Characters Get Time To Shine

The Boys season 3 image Pictured (L-R): Tomer Capone (Frenchie), Karen Fukuhar (Kimiko)
Pictured (L-R): Tomer Capone (Frenchie), Karen Fukuhar (Kimiko) courtesy of Prime Video

Homelander continues to be one of the most disturbing villains. When Soldier Boy arrives, it feels like a competition for the worst person on the show with too many contestants. Starlight (Erin Moriarty) stands out this season. She assumes Hughie’s role of everyone’s conscience and does a better job. Butcher stays Butcher, for better or worse. 
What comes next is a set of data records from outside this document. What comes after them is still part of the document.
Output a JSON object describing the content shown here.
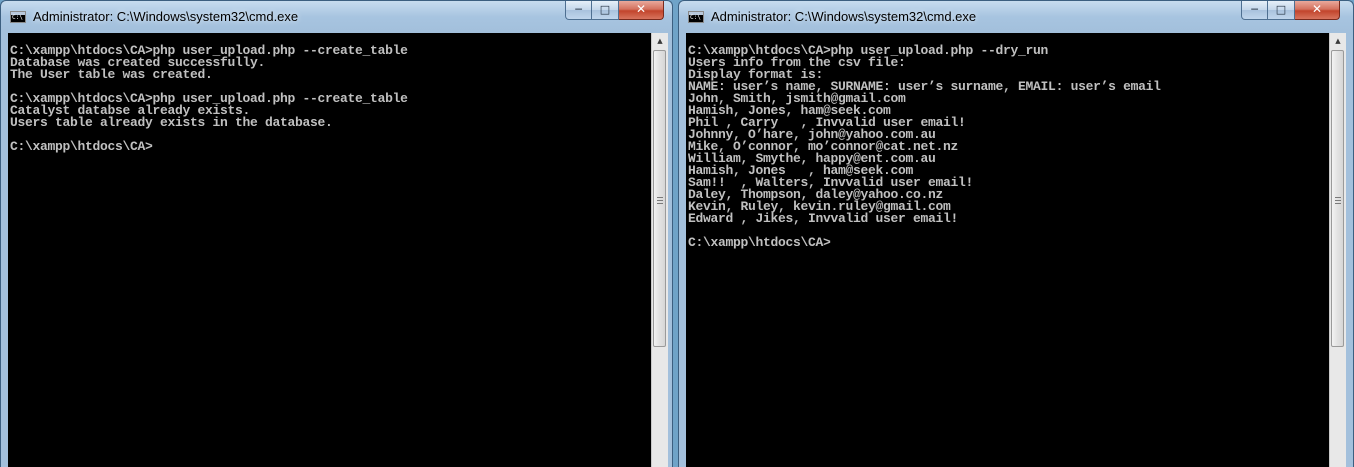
{
  "windows": [
    {
      "title": "Administrator: C:\\Windows\\system32\\cmd.exe",
      "buttons": {
        "minimize": "─",
        "maximize": "□",
        "close": "✕"
      },
      "lines": [
        "C:\\xampp\\htdocs\\CA>php user_upload.php --create_table",
        "Database was created successfully.",
        "The User table was created.",
        "",
        "C:\\xampp\\htdocs\\CA>php user_upload.php --create_table",
        "Catalyst databse already exists.",
        "Users table already exists in the database.",
        "",
        "C:\\xampp\\htdocs\\CA>"
      ]
    },
    {
      "title": "Administrator: C:\\Windows\\system32\\cmd.exe",
      "buttons": {
        "minimize": "─",
        "maximize": "□",
        "close": "✕"
      },
      "lines": [
        "C:\\xampp\\htdocs\\CA>php user_upload.php --dry_run",
        "Users info from the csv file:",
        "Display format is:",
        "NAME: user’s name, SURNAME: user’s surname, EMAIL: user’s email",
        "John, Smith, jsmith@gmail.com",
        "Hamish, Jones, ham@seek.com",
        "Phil , Carry   , Invvalid user email!",
        "Johnny, O’hare, john@yahoo.com.au",
        "Mike, O’connor, mo’connor@cat.net.nz",
        "William, Smythe, happy@ent.com.au",
        "Hamish, Jones   , ham@seek.com",
        "Sam!!  , Walters, Invvalid user email!",
        "Daley, Thompson, daley@yahoo.co.nz",
        "Kevin, Ruley, kevin.ruley@gmail.com",
        "Edward , Jikes, Invvalid user email!",
        "",
        "C:\\xampp\\htdocs\\CA>"
      ]
    }
  ],
  "colors": {
    "console_background": "#000000",
    "console_text": "#c0c0c0",
    "titlebar": "#a7c4e0",
    "close_button": "#c2452c"
  },
  "icons": [
    "cmd-app-icon",
    "minimize-icon",
    "maximize-icon",
    "close-icon",
    "scroll-up-arrow-icon",
    "scroll-grip-icon"
  ]
}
Black Noir (Nathan Mitchell) gets more attention this season as well. We get a glimpse into how his mind works, and it is quirky yet sad. We also get more of Frenchie and the brutal but adorable Kimiko. The Boys blends ultraviolence and crudity with the whimsical and fantastical moreso this season. The women shined this season because they took care of problems. The men kept creating problems.

Uncanny World

The Boys season 3 image (L-R): Miles Gaston Villanueva (Supersonic), Erin Moriarty (Annie January aka Starlight), Antony Starr (Homelander)
Pictured (L-R): Miles Gaston Villanueva (Supersonic), Erin Moriarty (Annie January aka Starlight), Antony Starr (Homelander) courtesy of Prime Video

There are a plethora of superhero shows and movies, but few I consider accurate. By accurate, I mean how the world would look if superheroes were in the mix. There is Unbreakable, and Chronicle does great in feature films. For shows, The Boys has one of the most realistic depictions. Watching, you forget you’re this is a superhero show until someone lasers or flies. That is thanks to the cast and dialogue. They do not speak like superheroes except when their acting for an audience. 
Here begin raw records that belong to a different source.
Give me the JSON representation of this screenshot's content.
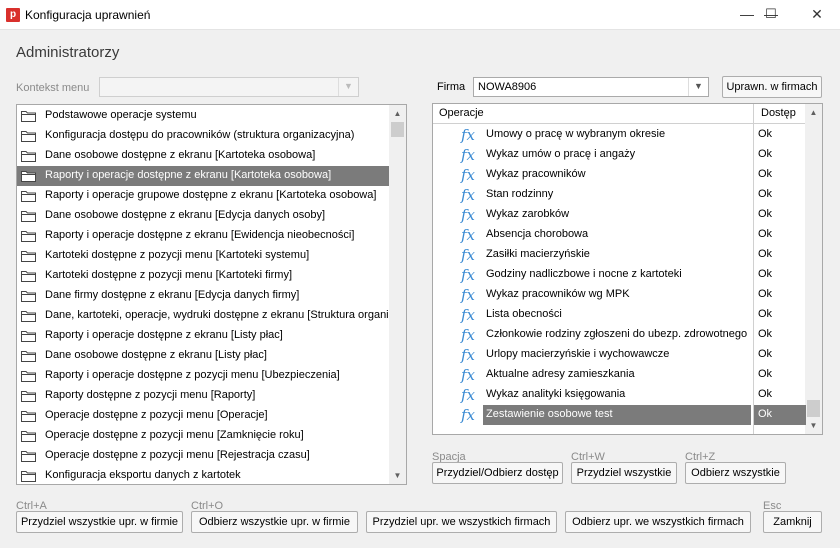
{
  "window": {
    "title": "Konfiguracja uprawnień",
    "icon_letter": "p"
  },
  "heading": "Administratorzy",
  "context_menu": {
    "label": "Kontekst menu",
    "value": ""
  },
  "firm": {
    "label": "Firma",
    "value": "NOWA8906",
    "button": "Uprawn. w firmach"
  },
  "tree_items": [
    "Podstawowe operacje systemu",
    "Konfiguracja dostępu do pracowników (struktura organizacyjna)",
    "Dane osobowe dostępne z ekranu [Kartoteka osobowa]",
    "Raporty i operacje dostępne z ekranu [Kartoteka osobowa]",
    "Raporty i operacje grupowe dostępne z ekranu [Kartoteka osobowa]",
    "Dane osobowe dostępne z ekranu [Edycja danych osoby]",
    "Raporty i operacje dostępne z ekranu [Ewidencja nieobecności]",
    "Kartoteki dostępne z pozycji menu [Kartoteki systemu]",
    "Kartoteki dostępne z pozycji menu [Kartoteki firmy]",
    "Dane firmy dostępne z ekranu [Edycja danych firmy]",
    "Dane, kartoteki, operacje, wydruki dostępne z ekranu [Struktura organiz",
    "Raporty i operacje dostępne z ekranu [Listy płac]",
    "Dane osobowe dostępne z ekranu [Listy płac]",
    "Raporty i operacje dostępne z pozycji menu [Ubezpieczenia]",
    "Raporty dostępne z pozycji menu [Raporty]",
    "Operacje dostępne z pozycji menu [Operacje]",
    "Operacje dostępne z pozycji menu [Zamknięcie roku]",
    "Operacje dostępne z pozycji menu [Rejestracja czasu]",
    "Konfiguracja eksportu danych z kartotek"
  ],
  "tree_selected_index": 3,
  "grid": {
    "col_operation": "Operacje",
    "col_access": "Dostęp",
    "rows": [
      {
        "name": "Umowy o pracę w wybranym okresie",
        "access": "Ok"
      },
      {
        "name": "Wykaz umów o pracę i angaży",
        "access": "Ok"
      },
      {
        "name": "Wykaz pracowników",
        "access": "Ok"
      },
      {
        "name": "Stan rodzinny",
        "access": "Ok"
      },
      {
        "name": "Wykaz zarobków",
        "access": "Ok"
      },
      {
        "name": "Absencja chorobowa",
        "access": "Ok"
      },
      {
        "name": "Zasiłki macierzyńskie",
        "access": "Ok"
      },
      {
        "name": "Godziny nadliczbowe i nocne z kartoteki",
        "access": "Ok"
      },
      {
        "name": "Wykaz pracowników wg MPK",
        "access": "Ok"
      },
      {
        "name": "Lista obecności",
        "access": "Ok"
      },
      {
        "name": "Członkowie rodziny zgłoszeni do ubezp. zdrowotnego",
        "access": "Ok"
      },
      {
        "name": "Urlopy macierzyńskie i wychowawcze",
        "access": "Ok"
      },
      {
        "name": "Aktualne adresy zamieszkania",
        "access": "Ok"
      },
      {
        "name": "Wykaz analityki księgowania",
        "access": "Ok"
      },
      {
        "name": "Zestawienie osobowe test",
        "access": "Ok"
      }
    ],
    "selected_index": 14,
    "fx_symbol": "fx"
  },
  "grid_buttons": [
    {
      "shortcut": "Spacja",
      "label": "Przydziel/Odbierz dostęp"
    },
    {
      "shortcut": "Ctrl+W",
      "label": "Przydziel wszystkie"
    },
    {
      "shortcut": "Ctrl+Z",
      "label": "Odbierz wszystkie"
    }
  ],
  "bottom_buttons": [
    {
      "shortcut": "Ctrl+A",
      "label": "Przydziel wszystkie upr. w firmie"
    },
    {
      "shortcut": "Ctrl+O",
      "label": "Odbierz wszystkie upr. w firmie"
    },
    {
      "shortcut": "",
      "label": "Przydziel upr. we wszystkich firmach"
    },
    {
      "shortcut": "",
      "label": "Odbierz upr. we wszystkich firmach"
    },
    {
      "shortcut": "Esc",
      "label": "Zamknij"
    }
  ]
}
 The aspect of capitalism, corporate commodification, and zealotry among fans is palpable. To say what transpires on the show is simply similar to our current events, downplays The Boys unsettling quality and impact. Yet, I also wondered about satire’s impact on audiences from different demographics as I watched. Some people might laugh, but others will sit with conflicting emotions as the show hurtles forward. 
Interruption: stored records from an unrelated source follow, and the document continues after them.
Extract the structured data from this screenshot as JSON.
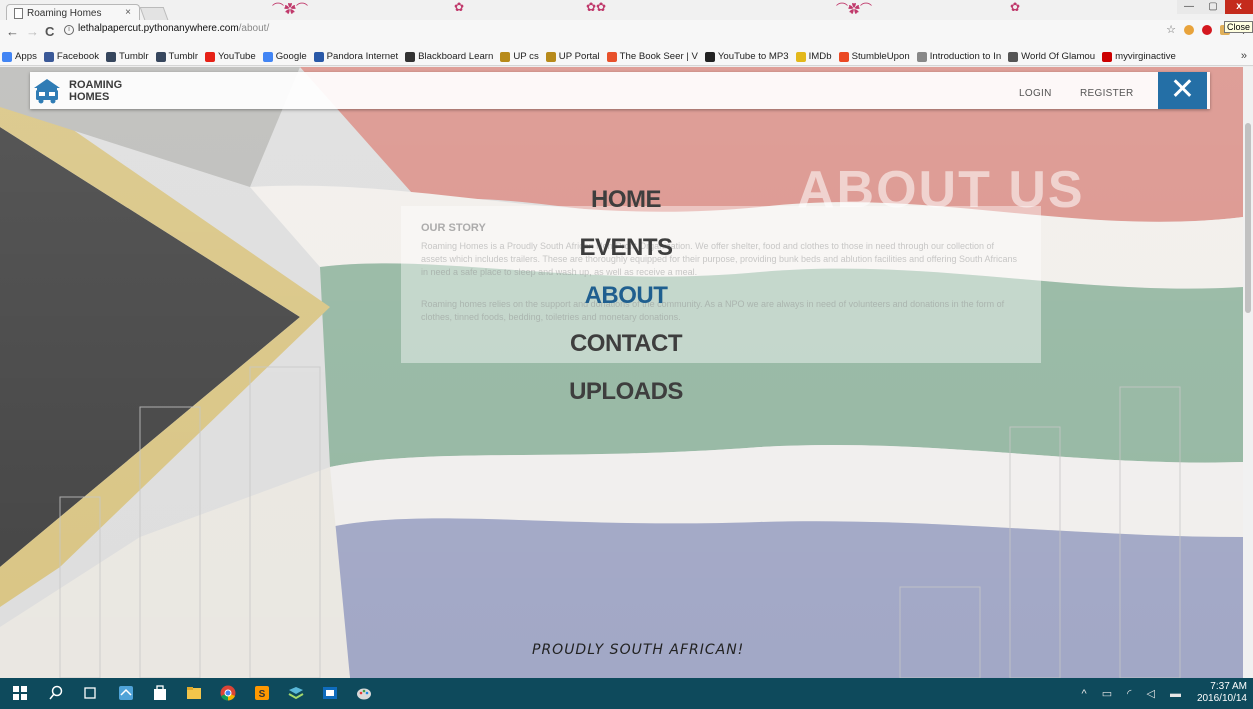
{
  "browser": {
    "tab_title": "Roaming Homes",
    "tab_close": "×",
    "tooltip": "Close",
    "window_min": "—",
    "window_max": "▢",
    "window_close": "x",
    "url_host": "lethalpapercut.pythonanywhere.com",
    "url_path": "/about/",
    "bookmarks": [
      {
        "label": "Apps",
        "color": "#4285f4"
      },
      {
        "label": "Facebook",
        "color": "#3b5998"
      },
      {
        "label": "Tumblr",
        "color": "#36465d"
      },
      {
        "label": "Tumblr",
        "color": "#36465d"
      },
      {
        "label": "YouTube",
        "color": "#e62117"
      },
      {
        "label": "Google",
        "color": "#4285f4"
      },
      {
        "label": "Pandora Internet",
        "color": "#2a59a8"
      },
      {
        "label": "Blackboard Learn",
        "color": "#333333"
      },
      {
        "label": "UP cs",
        "color": "#b78a1b"
      },
      {
        "label": "UP Portal",
        "color": "#b78a1b"
      },
      {
        "label": "The Book Seer | V",
        "color": "#e8512b"
      },
      {
        "label": "YouTube to MP3",
        "color": "#222222"
      },
      {
        "label": "IMDb",
        "color": "#e3b81b"
      },
      {
        "label": "StumbleUpon",
        "color": "#eb4924"
      },
      {
        "label": "Introduction to In",
        "color": "#888888"
      },
      {
        "label": "World Of Glamou",
        "color": "#555555"
      },
      {
        "label": "myvirginactive",
        "color": "#cc0000"
      }
    ],
    "bookmarks_more": "»"
  },
  "header": {
    "logo_line1": "ROAMING",
    "logo_line2": "HOMES",
    "login": "LOGIN",
    "register": "REGISTER",
    "close_glyph": "✕"
  },
  "about": {
    "title": "ABOUT US",
    "story_heading": "OUR STORY",
    "para1": "Roaming Homes is a Proudly South African Non-Profit Organization. We offer shelter, food and clothes to those in need through our collection of assets which includes trailers. These are thoroughly equipped for their purpose, providing bunk beds and ablution facilities and offering South Africans in need a safe place to sleep and wash up, as well as receive a meal.",
    "para2": "Roaming homes relies on the support and donations of the community. As a NPO we are always in need of volunteers and donations in the form of clothes, tinned foods, bedding, toiletries and monetary donations."
  },
  "menu": {
    "items": [
      "HOME",
      "EVENTS",
      "ABOUT",
      "CONTACT",
      "UPLOADS"
    ],
    "active": "ABOUT"
  },
  "footer": {
    "tagline": "PROUDLY SOUTH AFRICAN!"
  },
  "taskbar": {
    "time": "7:37 AM",
    "date": "2016/10/14",
    "tray_glyphs": "^ ▭ ◜ ◁ ▬"
  },
  "colors": {
    "accent_blue": "#246fa6",
    "menu_active": "#1f5f8f",
    "taskbar": "#0e4a5c"
  }
}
Amazing Season, But A Challenge To Enjoy Right Now

The Boys season 3 image
The Boys season 3 image courtesy of Prime Video

There were moments I had to take a break and watch something funny to take my mind off the show. The show sometimes hits too close to home. Especially since I watched this season only days after horrific real-world events unfolded, hoping it would distract me from the rage and pain. Instead of finding relief, I felt uncomfortable the longer I watched. The Boys third season is a terrific satirical look at our world. But I am unsure if I was ready to witness it right now.